Additional information relating to attempts to address the problems described above may be found in U.S. Pat. Nos. 5,470,354; 5,656,785; 7,104,996 and U.S. Patent Application Publication Nos. 2005/0209605; 2005/0240196; 2005/0267485; 2006/0241569; 2007/0219559: 2007/0232959; and PCT Publication Nos. WO 2005/089681; WO 2005/037121; WO 2006/047005, for example. However, each one of these references suffers from one or more of the above-identified disadvantages.

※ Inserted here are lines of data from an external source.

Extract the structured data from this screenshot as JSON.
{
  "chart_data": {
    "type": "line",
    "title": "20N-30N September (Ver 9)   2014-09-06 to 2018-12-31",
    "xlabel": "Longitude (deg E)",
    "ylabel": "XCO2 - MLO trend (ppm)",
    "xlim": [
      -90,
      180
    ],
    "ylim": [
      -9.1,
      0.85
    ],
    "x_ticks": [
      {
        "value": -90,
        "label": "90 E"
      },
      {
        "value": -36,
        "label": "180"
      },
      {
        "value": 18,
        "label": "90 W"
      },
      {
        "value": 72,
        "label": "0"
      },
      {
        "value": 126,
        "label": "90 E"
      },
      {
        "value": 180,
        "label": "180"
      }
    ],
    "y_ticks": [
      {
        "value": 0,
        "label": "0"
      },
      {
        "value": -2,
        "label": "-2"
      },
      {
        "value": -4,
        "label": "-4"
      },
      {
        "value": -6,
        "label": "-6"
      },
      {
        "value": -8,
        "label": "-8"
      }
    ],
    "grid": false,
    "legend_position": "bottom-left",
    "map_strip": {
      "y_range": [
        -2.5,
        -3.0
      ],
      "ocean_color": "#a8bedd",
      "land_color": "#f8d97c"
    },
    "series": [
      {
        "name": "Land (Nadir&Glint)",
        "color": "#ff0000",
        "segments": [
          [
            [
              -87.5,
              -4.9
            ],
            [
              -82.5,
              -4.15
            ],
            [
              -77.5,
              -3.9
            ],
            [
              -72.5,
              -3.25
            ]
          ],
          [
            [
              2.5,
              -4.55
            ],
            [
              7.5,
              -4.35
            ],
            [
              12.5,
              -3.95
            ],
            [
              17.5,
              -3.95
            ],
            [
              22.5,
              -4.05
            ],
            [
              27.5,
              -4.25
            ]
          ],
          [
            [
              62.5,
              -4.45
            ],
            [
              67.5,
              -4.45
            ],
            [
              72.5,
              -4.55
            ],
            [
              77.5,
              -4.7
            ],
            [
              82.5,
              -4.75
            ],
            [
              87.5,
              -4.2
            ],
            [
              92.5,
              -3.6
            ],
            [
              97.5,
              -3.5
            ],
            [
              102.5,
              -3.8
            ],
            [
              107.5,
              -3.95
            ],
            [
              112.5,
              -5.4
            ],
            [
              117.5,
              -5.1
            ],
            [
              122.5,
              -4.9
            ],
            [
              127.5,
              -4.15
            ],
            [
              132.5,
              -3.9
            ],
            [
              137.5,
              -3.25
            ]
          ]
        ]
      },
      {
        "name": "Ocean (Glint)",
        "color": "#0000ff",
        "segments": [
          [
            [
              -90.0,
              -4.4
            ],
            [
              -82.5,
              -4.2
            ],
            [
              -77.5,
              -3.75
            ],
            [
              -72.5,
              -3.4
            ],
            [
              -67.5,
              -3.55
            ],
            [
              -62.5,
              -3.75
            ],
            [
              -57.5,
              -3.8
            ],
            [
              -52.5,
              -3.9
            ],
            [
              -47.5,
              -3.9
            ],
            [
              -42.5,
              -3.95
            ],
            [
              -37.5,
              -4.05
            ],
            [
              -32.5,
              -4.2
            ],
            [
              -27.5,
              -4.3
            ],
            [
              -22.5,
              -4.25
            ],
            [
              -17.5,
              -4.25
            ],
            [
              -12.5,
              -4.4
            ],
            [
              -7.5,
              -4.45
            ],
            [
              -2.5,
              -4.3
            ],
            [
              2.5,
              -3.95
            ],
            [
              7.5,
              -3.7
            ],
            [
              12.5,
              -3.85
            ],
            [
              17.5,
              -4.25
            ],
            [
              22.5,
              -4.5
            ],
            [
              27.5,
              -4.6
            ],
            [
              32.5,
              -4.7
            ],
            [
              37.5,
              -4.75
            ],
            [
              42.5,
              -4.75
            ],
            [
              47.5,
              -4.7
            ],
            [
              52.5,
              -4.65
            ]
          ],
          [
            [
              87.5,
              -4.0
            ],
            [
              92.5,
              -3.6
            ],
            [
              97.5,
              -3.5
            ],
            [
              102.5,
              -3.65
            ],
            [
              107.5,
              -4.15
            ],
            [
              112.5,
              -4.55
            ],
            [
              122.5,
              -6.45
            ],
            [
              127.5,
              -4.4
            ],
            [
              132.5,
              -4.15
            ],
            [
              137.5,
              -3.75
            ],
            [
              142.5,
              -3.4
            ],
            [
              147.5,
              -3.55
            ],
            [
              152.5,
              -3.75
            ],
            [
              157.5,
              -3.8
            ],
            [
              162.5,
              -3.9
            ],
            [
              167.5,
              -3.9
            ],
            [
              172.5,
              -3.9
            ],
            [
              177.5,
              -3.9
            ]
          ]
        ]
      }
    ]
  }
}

For at least the above reasons, a need exists for improved devices, systems and methods for enhancing knee replacement surgery and specifically for dynamically balancing ligaments during knee replacement to improve range of motion, stability, and patellar tracking of the prosthetic knee joint. Additionally, such devices would allow for secure fixation to the femur via the intramedullary canal, without being biased by the natural bow of the femoral canal, and without the intramedullary canal dictating the balance point of and between the flexion axis and the extension axis of the femur. Ideally, such devices and methods would allow a surgeon to achieve a desired ligament tension balance before committing to and making final bone cuts to the femur. Such devices would ideally be simple to use in conjunction with existing knee replacement procedures and equipment such as prosthesis templates, measurement guides, cutting guides, and saw blades or burs. At least some of these objectives will be met by the present invention.